Trump no llega a la reunión con la ventaja que esperaba tener en marzo habiendo derrotado a Irán, pero se sigue mostrando a la ofensiva, lo que quedó expresado en la extensa comitiva integrada por los CEO de las principales empresas tecnológicas y financieras, junto con sus funcionarios de primera línea. Sin embargo, fue sin atropellar como es su costumbre a los dirigentes que considera inferiores, sino con mucho respeto, tratando como “amigo” a Xi Jinping y como un igual. El motivo de tanto respeto fue la necesidad de contar con el apoyo chino para resolver la guerra con Irán en la cual está empantanado.
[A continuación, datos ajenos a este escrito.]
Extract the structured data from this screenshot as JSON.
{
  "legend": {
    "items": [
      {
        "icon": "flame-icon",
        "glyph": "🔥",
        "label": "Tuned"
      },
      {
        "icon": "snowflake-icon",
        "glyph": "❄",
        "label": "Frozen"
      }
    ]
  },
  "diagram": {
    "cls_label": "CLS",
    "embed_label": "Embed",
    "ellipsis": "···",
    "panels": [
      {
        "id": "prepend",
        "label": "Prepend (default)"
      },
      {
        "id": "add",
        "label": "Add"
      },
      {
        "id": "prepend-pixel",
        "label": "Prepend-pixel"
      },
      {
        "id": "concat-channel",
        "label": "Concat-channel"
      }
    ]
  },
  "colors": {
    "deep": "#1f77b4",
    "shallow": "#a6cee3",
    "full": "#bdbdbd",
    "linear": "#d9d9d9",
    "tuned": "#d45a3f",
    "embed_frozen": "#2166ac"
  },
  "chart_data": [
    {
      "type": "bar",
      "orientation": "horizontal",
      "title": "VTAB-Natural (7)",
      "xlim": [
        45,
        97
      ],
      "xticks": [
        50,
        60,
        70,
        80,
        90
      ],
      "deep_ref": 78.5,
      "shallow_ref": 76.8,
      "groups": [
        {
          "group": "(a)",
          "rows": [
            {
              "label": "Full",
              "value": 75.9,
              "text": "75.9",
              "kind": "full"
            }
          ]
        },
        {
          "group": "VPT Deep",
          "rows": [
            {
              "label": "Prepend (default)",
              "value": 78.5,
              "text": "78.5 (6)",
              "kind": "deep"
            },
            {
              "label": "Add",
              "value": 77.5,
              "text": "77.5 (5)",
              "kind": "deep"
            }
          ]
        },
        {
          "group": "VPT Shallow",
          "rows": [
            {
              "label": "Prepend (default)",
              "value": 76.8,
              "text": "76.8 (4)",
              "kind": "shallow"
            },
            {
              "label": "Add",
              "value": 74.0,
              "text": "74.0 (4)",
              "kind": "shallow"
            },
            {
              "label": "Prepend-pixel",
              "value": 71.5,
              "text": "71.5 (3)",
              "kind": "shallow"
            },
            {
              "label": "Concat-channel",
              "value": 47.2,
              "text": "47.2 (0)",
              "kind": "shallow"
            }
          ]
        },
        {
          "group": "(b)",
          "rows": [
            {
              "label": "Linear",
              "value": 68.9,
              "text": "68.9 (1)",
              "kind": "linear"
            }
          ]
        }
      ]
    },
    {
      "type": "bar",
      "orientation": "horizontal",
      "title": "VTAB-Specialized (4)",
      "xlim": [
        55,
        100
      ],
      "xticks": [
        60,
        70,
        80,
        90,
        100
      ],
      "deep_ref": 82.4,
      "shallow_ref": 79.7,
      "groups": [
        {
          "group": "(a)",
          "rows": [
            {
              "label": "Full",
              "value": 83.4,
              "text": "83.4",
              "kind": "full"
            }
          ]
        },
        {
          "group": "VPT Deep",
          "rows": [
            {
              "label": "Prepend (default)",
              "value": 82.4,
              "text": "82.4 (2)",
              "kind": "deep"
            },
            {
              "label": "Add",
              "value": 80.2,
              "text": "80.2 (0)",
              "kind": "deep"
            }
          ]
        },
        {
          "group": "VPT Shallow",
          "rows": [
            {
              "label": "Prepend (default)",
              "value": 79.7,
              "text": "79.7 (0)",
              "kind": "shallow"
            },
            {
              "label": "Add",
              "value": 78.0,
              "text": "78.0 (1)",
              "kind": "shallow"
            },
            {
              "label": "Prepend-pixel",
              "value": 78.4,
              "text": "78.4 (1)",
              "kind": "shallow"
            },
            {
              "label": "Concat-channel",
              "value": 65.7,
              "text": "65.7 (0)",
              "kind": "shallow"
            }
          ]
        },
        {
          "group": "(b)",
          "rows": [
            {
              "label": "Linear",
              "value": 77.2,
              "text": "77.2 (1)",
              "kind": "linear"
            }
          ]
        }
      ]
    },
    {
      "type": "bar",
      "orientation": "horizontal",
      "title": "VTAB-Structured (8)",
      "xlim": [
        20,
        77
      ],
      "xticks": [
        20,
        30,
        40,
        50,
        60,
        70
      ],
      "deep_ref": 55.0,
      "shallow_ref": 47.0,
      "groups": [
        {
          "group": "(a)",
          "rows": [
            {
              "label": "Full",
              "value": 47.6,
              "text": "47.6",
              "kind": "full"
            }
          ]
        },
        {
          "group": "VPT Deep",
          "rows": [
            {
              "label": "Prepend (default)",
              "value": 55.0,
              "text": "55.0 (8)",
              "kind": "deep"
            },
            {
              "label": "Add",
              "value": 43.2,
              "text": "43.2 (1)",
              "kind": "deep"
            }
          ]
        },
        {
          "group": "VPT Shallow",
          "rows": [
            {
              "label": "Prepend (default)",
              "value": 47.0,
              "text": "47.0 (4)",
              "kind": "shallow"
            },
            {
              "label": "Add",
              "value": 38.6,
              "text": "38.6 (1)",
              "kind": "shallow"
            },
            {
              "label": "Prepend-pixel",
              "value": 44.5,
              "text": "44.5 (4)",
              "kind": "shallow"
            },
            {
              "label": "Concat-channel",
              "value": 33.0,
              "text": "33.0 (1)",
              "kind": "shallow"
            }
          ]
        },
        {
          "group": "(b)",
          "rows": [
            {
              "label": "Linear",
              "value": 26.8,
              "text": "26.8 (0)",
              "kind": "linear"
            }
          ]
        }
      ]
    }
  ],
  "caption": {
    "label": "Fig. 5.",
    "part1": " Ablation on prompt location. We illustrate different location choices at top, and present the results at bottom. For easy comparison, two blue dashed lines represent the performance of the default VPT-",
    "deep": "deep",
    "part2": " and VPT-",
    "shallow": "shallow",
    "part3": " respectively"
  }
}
Al finalizar la reunión, Trump declaró que Xi Jinping compartía su posición de que Irán no debe tener un arma nuclear, que el estrecho de Ormuz debe ser liberado sin que los buques que por allí transitan deban pagar peajes y se comprometió a no darle apoyo militar Irán. Pero no deja de ser una declaración general, ya que el apoyo chino a Irán hasta donde se conoce ha consistido en información satelital y combustible para sus misiles.
China por su parte le reclama a EE-UU que deje de armar a Taiwán. Antes de la reunión Trump dejó pendiente el envío de armamento por 14 mil millones de dólares a Taipei. Pero no se sabe todavía si hizo concesiones en ese plano a China.
Por sobre los modos diplomáticos, habrá que ver en la práctica concreta los resultados de la reunión.